Earlier this calendar year, DHCS implemented pre-release Medi-Cal eligibility and enrollment processes up to 90 days prior to release from state juvenile and adult prisons, county jails, and juvenile correctional facilities. The budget includes $9.9 million, including $3.8 million from the general fund, for fiscal year 2023-24 for implementation of the Justice Initiative and Pre-release Services, and an additional $225 million is expected to be provided through the Provide Access and Transform Health (PATH) initiative.

The justice initiative funding will, in part, support collaboration between correctional facilities and county social services departments on planning and implementing Medi-Cal enrollment processes prior to release.

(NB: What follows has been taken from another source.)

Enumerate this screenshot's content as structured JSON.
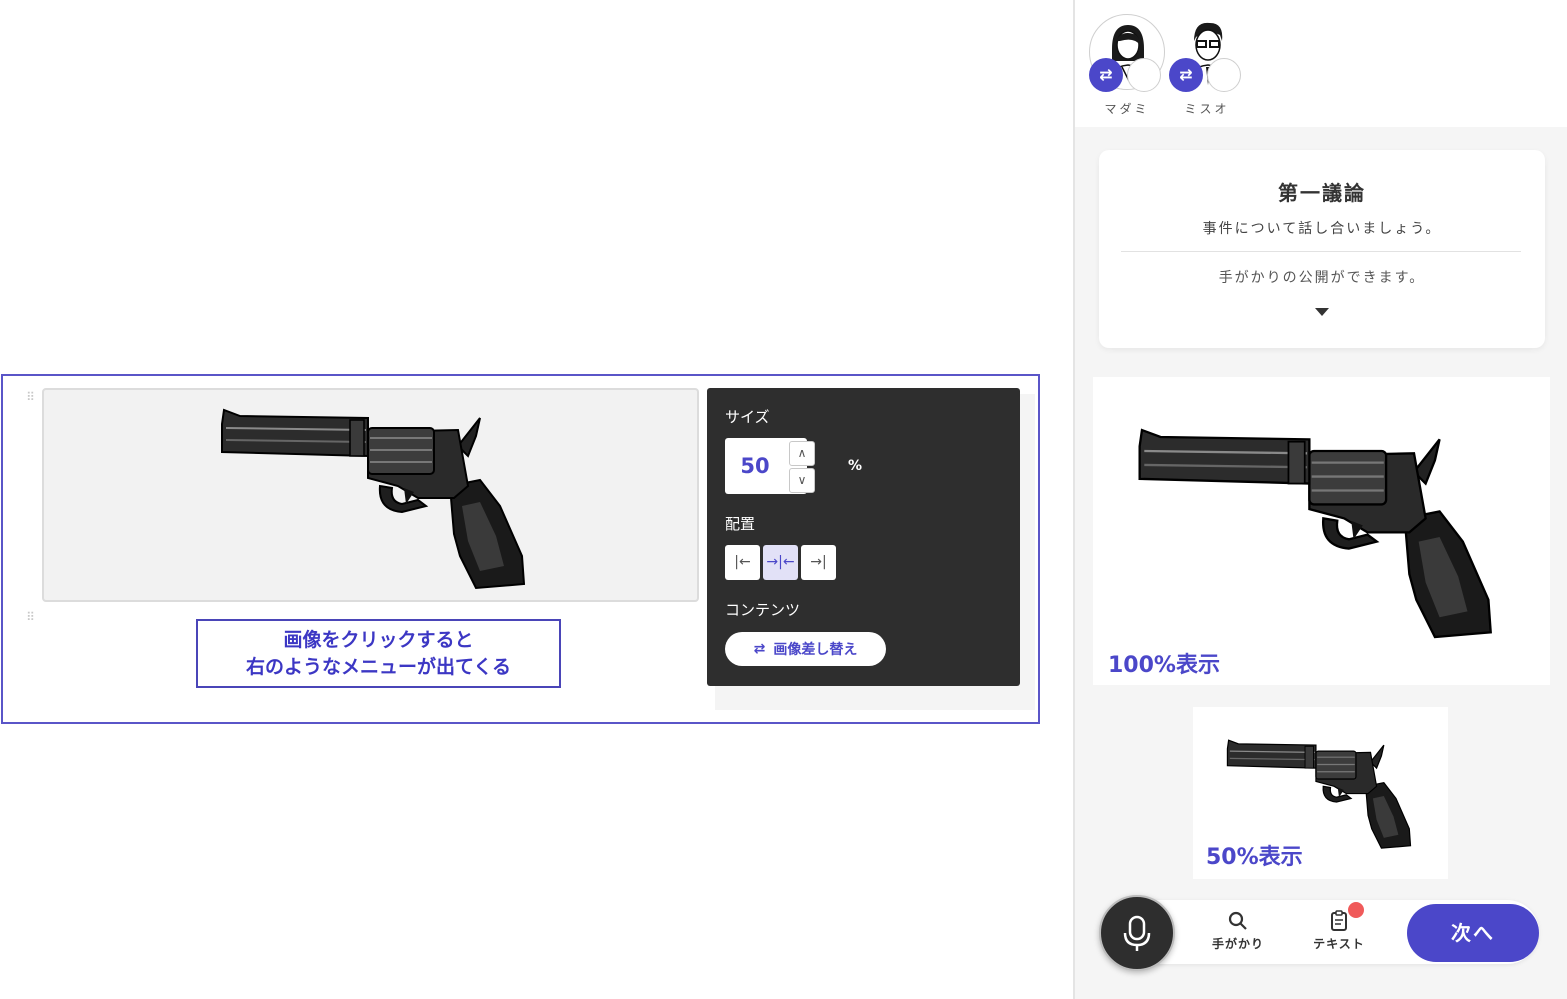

PATH will also receive an additional $40 million from the general fund to assist providers in the implementation and development of CalAIMs community support services and advanced care management in clinics.

Another initiative within the budget is expanding medical services, including home support services, to undocumented people who reside in the state. Effective January 1, 2024, all income-eligible adults between the ages of 26 and 49, regardless of immigration status, can apply to receive the full range of Medi-Cal benefits and services.

The budget has set aside $1.4 billion, including $1.2 billion from the general fund, for the 2023-24 fiscal year, and $3.4 billion, including $3.1 billion from the general fund, upon full implementation.